Phitsanuwong and Meeske don’t really know exactly what SynGAP1 looks like throughout one’s life span because the gene mutation is so rare.
The mutation is a genetic accident that occurs during conception. Phitsanuwong said the disorder is not caused by anything the parents did or did not do during the pregnancy or during conception. It’s just something that one is born with.
Although there is genetic testing for SynGAP1, Phitsanuwong said that because of its rarity, testing is not recommended for everybody. But testing will not cause any changes to the pregnancy or harm the mother. Hayden’s parents don’t have the gene mutation. But if Hayden were to have a child, there would be a 50% chance she could pass on the gene mutation.
“Although genetic disorders seem like it’s something inherited, all the SynGAP1 we’ve known so far is a new mutation, meaning the parents don’t carry the mutation, but it just happened to the child,” Phitsanuwong said. He said that if parents seeany of the symptoms described here, pediatricians would refer patients to pediatric neurologists. He suggests reading sites like syngap1foundation.org and bit.ly/SynGAP1info for more information.
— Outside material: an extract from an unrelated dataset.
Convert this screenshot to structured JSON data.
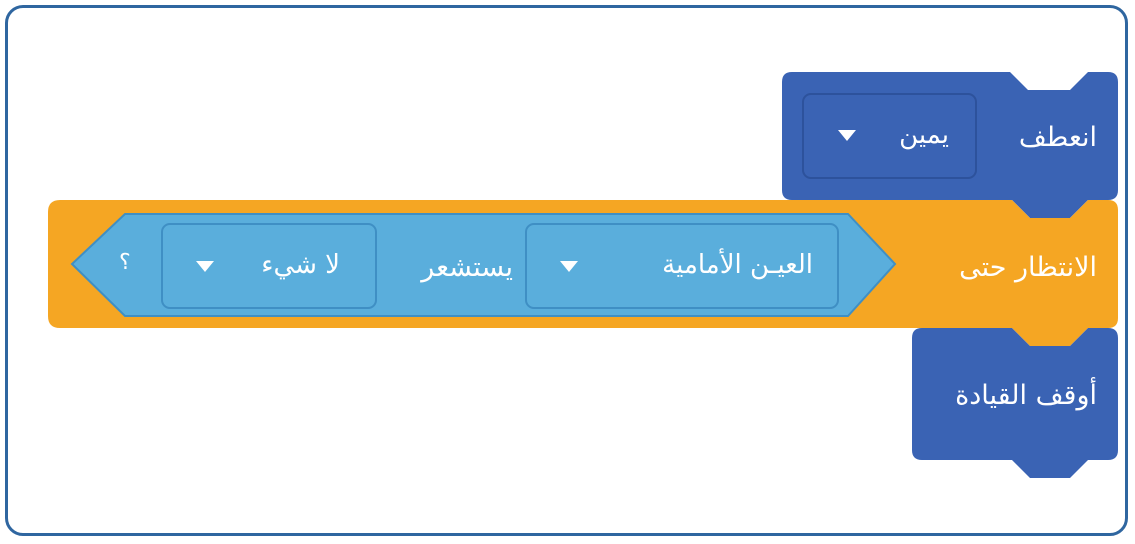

Zhou said she knows it’s hard for parents to have a child with unknown developmental issues. She’s adamant about trusting your instincts and pushing until you find that specialist or test that will give you answers. Seek out affordable genetic panel testing, she said. Getting an early intervention evaluation does not require a doctor’s order.
Don’t wait and watch like your pediatrician suggests, she said. Instead, get a referral to a neurologist or geneticist. And if your kid has epilepsy or something similar, and no one is listening to you, a trip to the ER for an electroencephalogram or EEG — a medical test used to measure the electrical activity of the brain — may be in order, Zhou said.
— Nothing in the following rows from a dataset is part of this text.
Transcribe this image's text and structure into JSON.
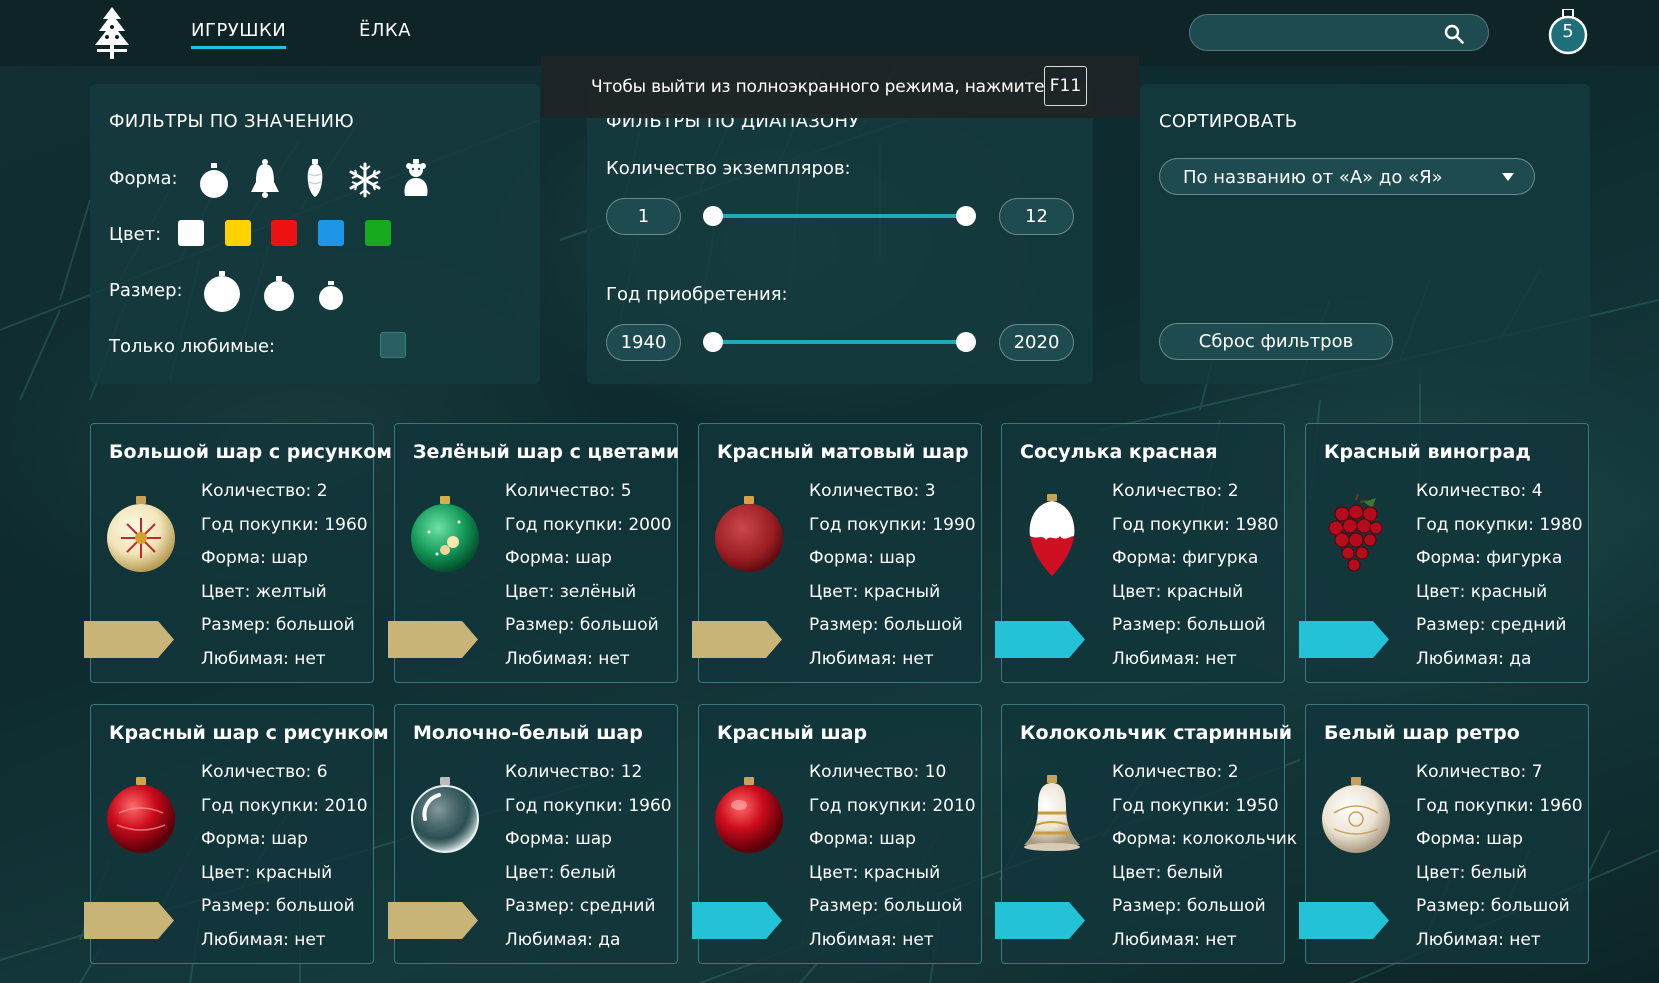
{
  "colors": {
    "accent": "#24c0d8",
    "ribbon_gold": "#c9b478",
    "ribbon_blue": "#23c2d7"
  },
  "header": {
    "nav": [
      {
        "label": "ИГРУШКИ",
        "active": true
      },
      {
        "label": "ЁЛКА",
        "active": false
      }
    ],
    "search": {
      "value": "",
      "placeholder": "",
      "icon": "search-icon"
    },
    "cart_count": "5"
  },
  "toast": {
    "text": "Чтобы выйти из полноэкранного режима, нажмите",
    "key": "F11"
  },
  "value_filters": {
    "title": "ФИЛЬТРЫ ПО ЗНАЧЕНИЮ",
    "shape_label": "Форма:",
    "shapes": [
      "ball-icon",
      "bell-icon",
      "cone-icon",
      "snowflake-icon",
      "figurine-icon"
    ],
    "color_label": "Цвет:",
    "colors": [
      "#ffffff",
      "#ffd200",
      "#ee1111",
      "#1e96e8",
      "#17aa1e"
    ],
    "size_label": "Размер:",
    "sizes": [
      "large-ball-icon",
      "medium-ball-icon",
      "small-ball-icon"
    ],
    "favorite_label": "Только любимые:"
  },
  "range_filters": {
    "title": "ФИЛЬТРЫ ПО ДИАПАЗОНУ",
    "count": {
      "label": "Количество экземпляров:",
      "min": "1",
      "max": "12"
    },
    "year": {
      "label": "Год приобретения:",
      "min": "1940",
      "max": "2020"
    }
  },
  "sort": {
    "title": "СОРТИРОВАТЬ",
    "selected": "По названию от «А» до «Я»",
    "reset_label": "Сброс фильтров"
  },
  "cards": [
    {
      "title": "Большой шар с рисунком",
      "count": "Количество: 2",
      "year": "Год покупки: 1960",
      "shape": "Форма: шар",
      "color": "Цвет: желтый",
      "size": "Размер: большой",
      "favorite": "Любимая: нет",
      "ribbon": "gold",
      "image": "yellow-ball"
    },
    {
      "title": "Зелёный шар с цветами",
      "count": "Количество: 5",
      "year": "Год покупки: 2000",
      "shape": "Форма: шар",
      "color": "Цвет: зелёный",
      "size": "Размер: большой",
      "favorite": "Любимая: нет",
      "ribbon": "gold",
      "image": "green-ball"
    },
    {
      "title": "Красный матовый шар",
      "count": "Количество: 3",
      "year": "Год покупки: 1990",
      "shape": "Форма: шар",
      "color": "Цвет: красный",
      "size": "Размер: большой",
      "favorite": "Любимая: нет",
      "ribbon": "gold",
      "image": "matte-red-ball"
    },
    {
      "title": "Сосулька красная",
      "count": "Количество: 2",
      "year": "Год покупки: 1980",
      "shape": "Форма: фигурка",
      "color": "Цвет: красный",
      "size": "Размер: большой",
      "favorite": "Любимая: нет",
      "ribbon": "blue",
      "image": "red-icicle"
    },
    {
      "title": "Красный виноград",
      "count": "Количество: 4",
      "year": "Год покупки: 1980",
      "shape": "Форма: фигурка",
      "color": "Цвет: красный",
      "size": "Размер: средний",
      "favorite": "Любимая: да",
      "ribbon": "blue",
      "image": "red-grapes"
    },
    {
      "title": "Красный шар с рисунком",
      "count": "Количество: 6",
      "year": "Год покупки: 2010",
      "shape": "Форма: шар",
      "color": "Цвет: красный",
      "size": "Размер: большой",
      "favorite": "Любимая: нет",
      "ribbon": "gold",
      "image": "red-pattern-ball"
    },
    {
      "title": "Молочно-белый шар",
      "count": "Количество: 12",
      "year": "Год покупки: 1960",
      "shape": "Форма: шар",
      "color": "Цвет: белый",
      "size": "Размер: средний",
      "favorite": "Любимая: да",
      "ribbon": "gold",
      "image": "clear-ball"
    },
    {
      "title": "Красный шар",
      "count": "Количество: 10",
      "year": "Год покупки: 2010",
      "shape": "Форма: шар",
      "color": "Цвет: красный",
      "size": "Размер: большой",
      "favorite": "Любимая: нет",
      "ribbon": "blue",
      "image": "red-ball"
    },
    {
      "title": "Колокольчик старинный",
      "count": "Количество: 2",
      "year": "Год покупки: 1950",
      "shape": "Форма: колокольчик",
      "color": "Цвет: белый",
      "size": "Размер: большой",
      "favorite": "Любимая: нет",
      "ribbon": "blue",
      "image": "white-bell"
    },
    {
      "title": "Белый шар ретро",
      "count": "Количество: 7",
      "year": "Год покупки: 1960",
      "shape": "Форма: шар",
      "color": "Цвет: белый",
      "size": "Размер: большой",
      "favorite": "Любимая: нет",
      "ribbon": "blue",
      "image": "white-retro-ball"
    }
  ]
}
Coming from a family of Chinese immigrants, Zhou said she understands how cultural mores can keep parents and individuals from sharing their stories outside of their family circle, but she wants to change that. That’s why she is adamant about sharing Hayden’s story.
“I felt as if it is not something that we do in our culture, talk about children with disabilities and our daily struggles,” Zhou said. “We remained private and didn’t really talk about it. But we’ve grown with Hayden and our mindset has changed quite a bit living with this disorder. We owe it to her to raise awareness of our struggle and to celebrate her triumphs and her successes and our hope for the future.”